Skip to content

Running the Flink jobs

There are two ways to launch flink jobs on yarn:

Yarn Session vs Standalone

  1. Create a flink yarn session and submit new jobs inside it;
  2. Run each flink application in standalone mode.

The first way is preferred, since it is makes it easy to use flink list, flink cancel, etc and to monitor our jobs (they are all listed in the flink session web page accessed through the applicationMaster url of the session).

From Flink 1.3 onwards, it is possible to create externalized checkpoints (see savepoints and externalized checkpoints). This is very convenient in order to recover a failed job: we just need to relaunch the job with the -s <chk dir> option.
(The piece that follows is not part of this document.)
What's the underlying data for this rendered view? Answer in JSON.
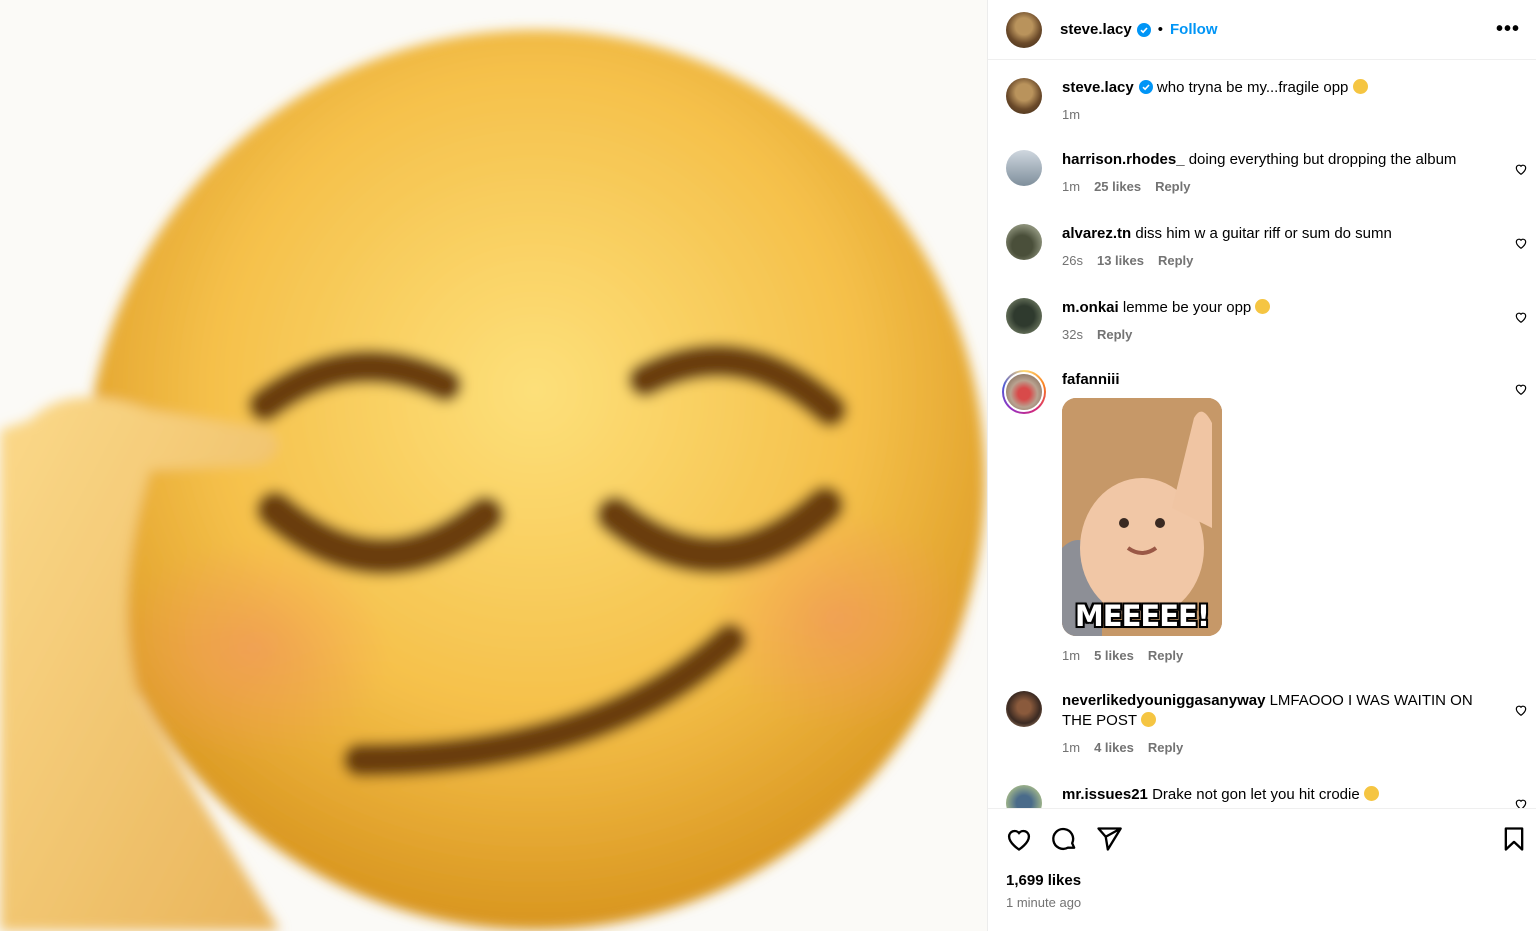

But, we have one problem: the name of a checkpoint directory is random and meaningless (it doesn't contain the name of the job) and the checkpoint directory is not customizable at runtime. Instead, it is specified in flink-conf.yaml:

Similarly to savepoints, an externalized checkpoint consists of a meta data file and, depending on the state back-end, some additional data files. The target directory for the externalized checkpoint’s meta data is determined from the configuration key state.checkpoints.dir which, currently, can only be set via the configuration files state.checkpoints.dir: hdfs:///checkpoints/ (source)

Using a yarn session, the same flink-conf.yaml is used for all the applications running inside it. It means that all the applications will dump their externalized checkpoints in the same root directory and that in case of failure, it is impossible to know which directory holds data for a given application...

The ticket Add option for persistent checkpoints and the propositions FLINK-4484 FLINK-10 and FLINK-4512 FLIP-10 are already discussing the issue.

Solution

As long as the externalized checkpoint location is not overridable by code, the only possibility is to launch the flink applications in standalone with their own configuration file.

Script

For example, here is the script to launch the flink basic applications on the daplab (daplab-app-1.fri.lan:/opt/bbdata/flink/flink-basic-processing):

#!/bin/bash

export HADOOP_CONF_DIR=/etc/hadoop/conf
export YARN_CONF_DIR=/etc/hadoop/conf
export HADOOP_CLASSPATH=$(hadoop classpath)
export LD_LIBRARY_PATH=/usr/hdp/current/hadoop-client/lib/native:$LD_LIBRARY_PATH

base=/opt/bbdata/flink/flink-basic-processing

savepoint="$2"
if [ -n "savepoint" ]; then 
    savepoint="-s hdfs://$savepoint"
fi

if [ "$1" == "saver" ]; then
    ## flink quarters
    export FLINK_CONF_DIR=/opt/bbdata/flink/conf/conf-saver
    flink run -d --yarnstreaming --jobmanager yarn-cluster -yn 1 -ynm "BBDATA saver" $savepoint -j $base/target/flink-basic-*.jar $base/../properties/flink-basic.properties saver

elif [ "$1" == "augmenter" ]; then 
    ## flink hours
    export FLINK_CONF_DIR=/opt/bbdata/flink/conf/conf-augmenter
    flink run -d --yarnstreaming --jobmanager yarn-cluster -yn 1 -ynm "BBDATA augmenter" $savepoint -j $base/target/flink-basic-*.jar $base/../properties/flink-basic.properties augmenter
else
    echo "missing or wrong argument: expecting saver or augmenter"
fi

Usage:

./launch.sh <saver|augmenter> [savepoint-directory]

The configuration directoy should be in /opt/bbdata/flink/conf/conf-[saver|augmenter] (with for only difference the target directories for checkpoints and savepoints) and the properties file should be in /opt/bbdata/flink/properties/flink-basic.properties.